New York

Henry Flynt, Esthetics of Eerieness (selected) (detail), 1992, twelve ink-jet prints on painted MDF, each 14 1/2 × 28".

Henry Flynt, Esthetics of Eerieness (selected) (detail), 1992, twelve ink-jet prints on painted MDF, each 14 1/2 × 28".

Henry Flynt

Audio Visual Arts (AVA)

Henry Flynt, Esthetics of Eerieness (selected) (detail), 1992, twelve ink-jet prints on painted MDF, each 14 1/2 × 28".

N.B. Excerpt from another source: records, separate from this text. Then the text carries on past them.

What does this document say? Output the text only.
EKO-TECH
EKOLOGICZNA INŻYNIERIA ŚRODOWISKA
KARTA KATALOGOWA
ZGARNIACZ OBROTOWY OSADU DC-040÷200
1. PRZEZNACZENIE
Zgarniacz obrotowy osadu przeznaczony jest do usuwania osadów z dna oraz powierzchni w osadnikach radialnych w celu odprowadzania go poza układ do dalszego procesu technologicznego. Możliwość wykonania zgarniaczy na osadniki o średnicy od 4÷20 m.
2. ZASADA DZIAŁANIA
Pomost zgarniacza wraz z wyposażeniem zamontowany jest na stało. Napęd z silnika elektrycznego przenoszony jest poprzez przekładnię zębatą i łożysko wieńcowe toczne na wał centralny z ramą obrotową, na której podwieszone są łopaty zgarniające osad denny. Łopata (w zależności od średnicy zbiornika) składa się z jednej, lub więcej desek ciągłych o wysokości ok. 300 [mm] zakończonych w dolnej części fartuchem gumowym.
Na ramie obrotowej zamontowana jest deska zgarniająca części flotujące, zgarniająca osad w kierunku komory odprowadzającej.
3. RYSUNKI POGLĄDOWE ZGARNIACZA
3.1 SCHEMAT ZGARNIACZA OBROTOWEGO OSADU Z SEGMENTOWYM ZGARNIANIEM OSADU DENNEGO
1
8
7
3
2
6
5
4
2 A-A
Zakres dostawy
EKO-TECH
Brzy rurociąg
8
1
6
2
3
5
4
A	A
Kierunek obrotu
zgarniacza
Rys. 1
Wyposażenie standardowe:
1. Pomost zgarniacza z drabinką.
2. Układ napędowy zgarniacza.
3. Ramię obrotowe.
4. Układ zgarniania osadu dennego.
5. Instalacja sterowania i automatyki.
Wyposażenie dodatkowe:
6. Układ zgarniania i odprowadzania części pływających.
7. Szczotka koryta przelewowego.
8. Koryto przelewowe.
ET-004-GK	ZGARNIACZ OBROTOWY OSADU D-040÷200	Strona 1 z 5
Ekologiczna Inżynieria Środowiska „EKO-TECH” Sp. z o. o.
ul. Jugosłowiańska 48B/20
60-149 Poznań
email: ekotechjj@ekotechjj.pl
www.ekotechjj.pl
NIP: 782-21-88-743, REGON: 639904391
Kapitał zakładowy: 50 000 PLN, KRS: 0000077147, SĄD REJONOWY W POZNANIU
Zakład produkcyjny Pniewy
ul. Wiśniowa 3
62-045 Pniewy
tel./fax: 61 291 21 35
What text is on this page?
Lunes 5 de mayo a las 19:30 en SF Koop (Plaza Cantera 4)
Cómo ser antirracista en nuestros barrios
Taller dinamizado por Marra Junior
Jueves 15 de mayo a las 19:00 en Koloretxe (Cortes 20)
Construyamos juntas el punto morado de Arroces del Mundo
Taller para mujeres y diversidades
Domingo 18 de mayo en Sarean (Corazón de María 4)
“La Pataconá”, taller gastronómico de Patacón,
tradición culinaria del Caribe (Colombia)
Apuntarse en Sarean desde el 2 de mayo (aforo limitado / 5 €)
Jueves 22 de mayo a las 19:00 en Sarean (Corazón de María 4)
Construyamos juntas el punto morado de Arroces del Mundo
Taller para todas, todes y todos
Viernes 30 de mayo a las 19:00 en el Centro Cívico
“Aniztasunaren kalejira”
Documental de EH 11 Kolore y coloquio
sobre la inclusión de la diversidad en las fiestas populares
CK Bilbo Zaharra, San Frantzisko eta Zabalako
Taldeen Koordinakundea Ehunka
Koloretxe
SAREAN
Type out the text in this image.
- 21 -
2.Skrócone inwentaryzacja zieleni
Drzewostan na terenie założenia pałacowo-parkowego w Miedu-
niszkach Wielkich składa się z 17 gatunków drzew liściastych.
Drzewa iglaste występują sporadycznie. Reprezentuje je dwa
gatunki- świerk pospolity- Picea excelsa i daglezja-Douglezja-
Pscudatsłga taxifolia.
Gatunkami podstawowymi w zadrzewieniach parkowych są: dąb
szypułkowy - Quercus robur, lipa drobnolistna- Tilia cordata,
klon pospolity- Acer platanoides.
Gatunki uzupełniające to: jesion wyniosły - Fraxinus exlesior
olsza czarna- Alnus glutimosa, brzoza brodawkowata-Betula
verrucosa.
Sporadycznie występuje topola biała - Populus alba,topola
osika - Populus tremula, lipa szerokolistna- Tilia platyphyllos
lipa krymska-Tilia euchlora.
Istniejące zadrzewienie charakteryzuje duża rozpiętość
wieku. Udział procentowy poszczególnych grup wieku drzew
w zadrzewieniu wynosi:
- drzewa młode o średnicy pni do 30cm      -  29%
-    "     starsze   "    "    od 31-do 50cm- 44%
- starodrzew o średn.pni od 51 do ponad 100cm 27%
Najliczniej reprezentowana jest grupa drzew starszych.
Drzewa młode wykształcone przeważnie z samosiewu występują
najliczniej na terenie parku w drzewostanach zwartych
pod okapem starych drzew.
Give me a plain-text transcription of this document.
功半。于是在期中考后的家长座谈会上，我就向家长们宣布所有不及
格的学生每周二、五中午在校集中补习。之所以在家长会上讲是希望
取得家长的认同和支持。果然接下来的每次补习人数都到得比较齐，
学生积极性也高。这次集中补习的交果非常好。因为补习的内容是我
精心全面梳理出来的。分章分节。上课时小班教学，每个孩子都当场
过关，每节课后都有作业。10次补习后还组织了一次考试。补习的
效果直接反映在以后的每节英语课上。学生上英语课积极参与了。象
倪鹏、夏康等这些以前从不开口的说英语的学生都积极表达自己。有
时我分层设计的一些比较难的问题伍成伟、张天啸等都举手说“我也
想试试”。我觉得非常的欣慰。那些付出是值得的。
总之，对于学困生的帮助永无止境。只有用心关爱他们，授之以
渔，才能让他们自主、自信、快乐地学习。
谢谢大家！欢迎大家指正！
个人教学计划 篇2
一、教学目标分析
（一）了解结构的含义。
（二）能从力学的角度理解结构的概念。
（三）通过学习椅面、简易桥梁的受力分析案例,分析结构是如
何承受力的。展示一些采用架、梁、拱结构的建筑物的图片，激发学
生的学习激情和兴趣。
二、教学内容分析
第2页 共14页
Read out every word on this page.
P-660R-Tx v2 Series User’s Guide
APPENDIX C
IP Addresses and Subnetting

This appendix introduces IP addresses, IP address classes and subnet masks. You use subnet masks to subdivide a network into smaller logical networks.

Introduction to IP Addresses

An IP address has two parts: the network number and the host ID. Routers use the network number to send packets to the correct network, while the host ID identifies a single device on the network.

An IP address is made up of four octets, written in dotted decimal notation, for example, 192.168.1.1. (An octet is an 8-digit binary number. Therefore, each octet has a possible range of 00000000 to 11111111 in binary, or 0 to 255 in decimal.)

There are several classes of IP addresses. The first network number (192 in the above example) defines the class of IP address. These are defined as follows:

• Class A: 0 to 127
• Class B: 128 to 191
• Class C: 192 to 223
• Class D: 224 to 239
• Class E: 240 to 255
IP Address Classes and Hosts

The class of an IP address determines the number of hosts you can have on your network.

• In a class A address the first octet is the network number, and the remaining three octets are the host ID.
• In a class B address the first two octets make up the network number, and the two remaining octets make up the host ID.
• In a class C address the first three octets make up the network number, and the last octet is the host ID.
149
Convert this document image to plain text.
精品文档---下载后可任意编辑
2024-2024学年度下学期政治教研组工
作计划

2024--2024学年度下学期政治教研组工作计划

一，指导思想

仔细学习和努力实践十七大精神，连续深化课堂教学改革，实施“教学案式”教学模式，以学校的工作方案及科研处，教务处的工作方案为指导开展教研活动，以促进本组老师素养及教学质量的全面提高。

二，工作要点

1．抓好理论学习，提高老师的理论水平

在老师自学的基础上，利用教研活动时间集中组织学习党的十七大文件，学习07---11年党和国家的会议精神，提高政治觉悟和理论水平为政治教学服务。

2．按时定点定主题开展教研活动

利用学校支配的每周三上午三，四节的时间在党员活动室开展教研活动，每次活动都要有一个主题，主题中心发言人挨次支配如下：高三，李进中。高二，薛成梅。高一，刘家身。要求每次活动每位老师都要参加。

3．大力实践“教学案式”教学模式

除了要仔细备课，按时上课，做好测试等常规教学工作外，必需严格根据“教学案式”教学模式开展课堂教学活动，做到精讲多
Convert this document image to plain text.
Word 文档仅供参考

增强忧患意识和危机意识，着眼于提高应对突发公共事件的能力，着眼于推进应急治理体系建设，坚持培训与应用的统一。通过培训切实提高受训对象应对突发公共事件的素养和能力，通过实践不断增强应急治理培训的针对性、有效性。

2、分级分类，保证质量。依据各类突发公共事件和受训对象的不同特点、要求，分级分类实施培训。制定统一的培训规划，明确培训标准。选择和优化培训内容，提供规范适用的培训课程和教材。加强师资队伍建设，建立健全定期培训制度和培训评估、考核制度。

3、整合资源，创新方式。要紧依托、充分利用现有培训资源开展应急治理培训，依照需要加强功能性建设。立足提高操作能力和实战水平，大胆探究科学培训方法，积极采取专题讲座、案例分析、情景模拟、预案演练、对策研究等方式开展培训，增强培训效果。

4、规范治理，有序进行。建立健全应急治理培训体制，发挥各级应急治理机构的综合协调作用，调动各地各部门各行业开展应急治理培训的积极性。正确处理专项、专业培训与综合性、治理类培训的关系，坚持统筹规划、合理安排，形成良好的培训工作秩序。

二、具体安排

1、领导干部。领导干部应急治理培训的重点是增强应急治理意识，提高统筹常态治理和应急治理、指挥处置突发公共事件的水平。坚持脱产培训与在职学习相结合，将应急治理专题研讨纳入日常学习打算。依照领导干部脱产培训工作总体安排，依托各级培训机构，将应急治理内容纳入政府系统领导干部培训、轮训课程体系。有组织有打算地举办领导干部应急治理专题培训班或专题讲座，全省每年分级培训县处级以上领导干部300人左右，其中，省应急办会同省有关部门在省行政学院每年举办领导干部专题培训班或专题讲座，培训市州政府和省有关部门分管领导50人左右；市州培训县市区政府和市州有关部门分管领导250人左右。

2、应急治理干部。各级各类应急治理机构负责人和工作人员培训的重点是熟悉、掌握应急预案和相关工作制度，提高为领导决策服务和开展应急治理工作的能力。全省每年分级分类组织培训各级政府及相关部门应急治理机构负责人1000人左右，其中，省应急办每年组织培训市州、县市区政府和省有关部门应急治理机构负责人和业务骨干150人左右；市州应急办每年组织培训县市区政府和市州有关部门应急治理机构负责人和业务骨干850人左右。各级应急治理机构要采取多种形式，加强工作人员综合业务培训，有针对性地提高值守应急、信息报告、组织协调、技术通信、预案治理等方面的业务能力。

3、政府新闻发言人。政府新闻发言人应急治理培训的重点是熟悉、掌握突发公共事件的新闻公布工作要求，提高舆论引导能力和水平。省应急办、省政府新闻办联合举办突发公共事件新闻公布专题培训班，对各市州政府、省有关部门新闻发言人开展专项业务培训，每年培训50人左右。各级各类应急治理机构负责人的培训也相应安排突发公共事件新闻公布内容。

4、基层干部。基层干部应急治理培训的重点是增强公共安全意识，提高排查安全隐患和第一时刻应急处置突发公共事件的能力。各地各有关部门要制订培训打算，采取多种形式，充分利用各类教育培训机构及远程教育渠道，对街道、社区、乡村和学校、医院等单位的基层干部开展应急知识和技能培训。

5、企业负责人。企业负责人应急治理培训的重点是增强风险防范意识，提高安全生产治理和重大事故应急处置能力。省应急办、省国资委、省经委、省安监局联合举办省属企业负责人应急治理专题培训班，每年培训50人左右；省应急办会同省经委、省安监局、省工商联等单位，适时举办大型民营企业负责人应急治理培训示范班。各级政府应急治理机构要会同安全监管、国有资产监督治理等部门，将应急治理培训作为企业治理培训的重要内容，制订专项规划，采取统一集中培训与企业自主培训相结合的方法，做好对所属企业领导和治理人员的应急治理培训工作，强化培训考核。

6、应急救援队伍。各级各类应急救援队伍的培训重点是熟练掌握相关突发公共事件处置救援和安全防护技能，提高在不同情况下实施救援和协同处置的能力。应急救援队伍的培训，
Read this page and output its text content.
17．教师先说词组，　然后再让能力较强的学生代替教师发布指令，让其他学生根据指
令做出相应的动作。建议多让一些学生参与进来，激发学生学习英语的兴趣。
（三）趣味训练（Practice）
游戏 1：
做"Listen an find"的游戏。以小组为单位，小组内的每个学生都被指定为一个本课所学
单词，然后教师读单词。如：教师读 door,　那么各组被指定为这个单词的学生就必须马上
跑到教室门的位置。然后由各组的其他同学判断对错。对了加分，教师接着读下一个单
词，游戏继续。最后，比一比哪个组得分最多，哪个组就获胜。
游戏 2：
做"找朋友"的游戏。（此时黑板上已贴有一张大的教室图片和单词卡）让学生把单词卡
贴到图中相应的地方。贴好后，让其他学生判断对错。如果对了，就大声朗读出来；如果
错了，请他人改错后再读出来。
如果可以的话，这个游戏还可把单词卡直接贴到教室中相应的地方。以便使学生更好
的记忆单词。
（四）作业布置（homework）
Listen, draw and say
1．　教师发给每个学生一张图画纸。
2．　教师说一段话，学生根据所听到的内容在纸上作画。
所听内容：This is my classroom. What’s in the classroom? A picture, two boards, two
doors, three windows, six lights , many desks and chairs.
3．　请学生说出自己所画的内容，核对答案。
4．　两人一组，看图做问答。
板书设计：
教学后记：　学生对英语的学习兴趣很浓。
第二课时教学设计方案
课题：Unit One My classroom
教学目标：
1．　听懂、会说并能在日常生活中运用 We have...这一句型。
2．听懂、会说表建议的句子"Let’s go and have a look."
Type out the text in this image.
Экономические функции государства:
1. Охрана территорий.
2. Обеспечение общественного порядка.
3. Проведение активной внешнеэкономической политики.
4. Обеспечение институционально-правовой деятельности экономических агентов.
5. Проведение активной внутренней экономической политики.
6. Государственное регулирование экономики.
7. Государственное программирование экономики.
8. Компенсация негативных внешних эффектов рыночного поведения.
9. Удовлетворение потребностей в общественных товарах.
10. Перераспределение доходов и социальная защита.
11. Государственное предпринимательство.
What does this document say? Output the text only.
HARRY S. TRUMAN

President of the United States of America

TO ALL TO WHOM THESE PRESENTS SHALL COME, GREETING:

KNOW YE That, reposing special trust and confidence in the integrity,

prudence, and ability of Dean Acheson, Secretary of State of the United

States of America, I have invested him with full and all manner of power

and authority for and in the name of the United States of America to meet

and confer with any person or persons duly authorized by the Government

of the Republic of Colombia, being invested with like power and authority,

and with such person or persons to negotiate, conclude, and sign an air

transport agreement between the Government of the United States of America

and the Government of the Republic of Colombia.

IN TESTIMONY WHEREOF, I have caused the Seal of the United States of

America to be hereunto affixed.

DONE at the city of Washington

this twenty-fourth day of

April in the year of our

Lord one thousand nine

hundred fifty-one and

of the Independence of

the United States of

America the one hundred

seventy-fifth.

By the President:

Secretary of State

The philosopher, artist, musician, and one-time hard leftist Henry Flynt has engaged questions of bourgeois culture, formalism, and modernist aesthetics since at least 1961, when he coined the term “Concept Art” (not to be confused with Conceptual art) in a text published in the George Maciunas–designed An Anthology (1963). He is still hard at work undermining the ideology of dominant cultural forms today—long after abandoning his rigorously anti-art stance and confrontational protest tactics. Liz Kotz named him, in the pages of this magazine, the most elusive avant-gardist, and he is perhaps best known for his influential collaborations with various prominent figures, from Maciunas to La Monte Young, Jack Smith, and Walter De Maria. That Flynt has resisted the patriarch’s mantle within any movement—a particularity that also points to his uncompromising intellect—has certainly had implications for his art-historical absorption. Although he resumed making object-based artworks in the mid-1980s, until earlier this autumn, Flynt had not had a solo exhibition in New York since 1993. The truly unromantic consequence risked by those who adhere to such committed critique (via utopian refusal), then, is obscurity.

After rare retrospective exhibitions staged in Europe in 2013, Flynt returned to New York with a show at the East Village gallery Audio Visual Arts, a circumstance resulting from his ties to the avant-garde music scene. The artist presented an excerpt from the work Esthetics of Eeriness, 1992, which consists of MDF plaques, each printed with an ambiguous phrase. Flynt hallucinated the bulk of these nonnarrative statements, or “visual apparitions,” while in a drowsy state some time around 1987. He later whittled the collection down to sixty-eight concise, surrealistic slogans that date the completed version to 1992. (The plaques themselves were fabricated in 2014.) The dozen panels on view here were mounted at eye level along the storefront gallery’s consecutive walls and displayed as a rotating set of nine, providing an intimate if incomplete view of the piece that also shifted slowly over time.

Flynt’s weird eeriness has a folk vernacular quality—his nonsensical constructions either collapse into the mundane or slowly resonate through gaps of logic (THE BODIES OF EVERYDAY LIFE.; CLOCKING AT THE PLACE OF SURPRISE.), all the while maintaining a kind of unsettling humor that occasionally verges on the abject (THE FEWER TEENAGERS IN YOUR BASEMENT THE BETTER.; RAPE A STEAK.; A WHOLE GRANDMOTHER IN THE HALL . . . SUICIDE). The effect of these texts on the viewer is at once deeply personal and metaphysical (A FULLY OPEN MIND COULD SHATTER THE SKULL IN BOTH DIRECTIONS), unburdened by heavy hermeneutics or affect. Conceived in the bleary grayness of semiconsciousness, these fragments and full sentences do not pretend to Joseph Kosuth’s authority, Jenny Holzer’s public affirmations, or Ed Ruscha’s cheeky cliché. In keeping with his appreciation for the “low” yet complex musical genres of free jazz, hillbilly music, and Delta blues, Flynt’s (nonpictorial) visual art often arises from general principles that can be observed without resorting to specialist formulas or interpretive regimes that reinforce art’s tightly guarded elitism. His words unsettle via an unhurried, economical invocation of otherworldliness that unfolds in what he calls “derailed headspace”—an experiential trip available to any viewer willing to indulge.

The last-minute addition of Hanger, 2014, to the AVA show—an anamorphic work consisting of three black stripes painted along intersecting planes of a ceiling corner—provided the sole manifestation of Concept Art. Seen from the proper angle, this piece invites one to plunge into the illusoriness of what Flynt takes to be the Necker cube’s “logically impossible space,” an effect no less transcendent than that of any James Turrell. With material simplicity, and artistic crankiness, Flynt introduces broad philosophical concepts into the unremarkable symbols of everyday communication and thought. In a technological era that valorizes calculated strategy and algorithmic efficiency, his eeriest postulate might be a world in which individuals simply think their way, irrationally and ecstatically, out of cool cynicism.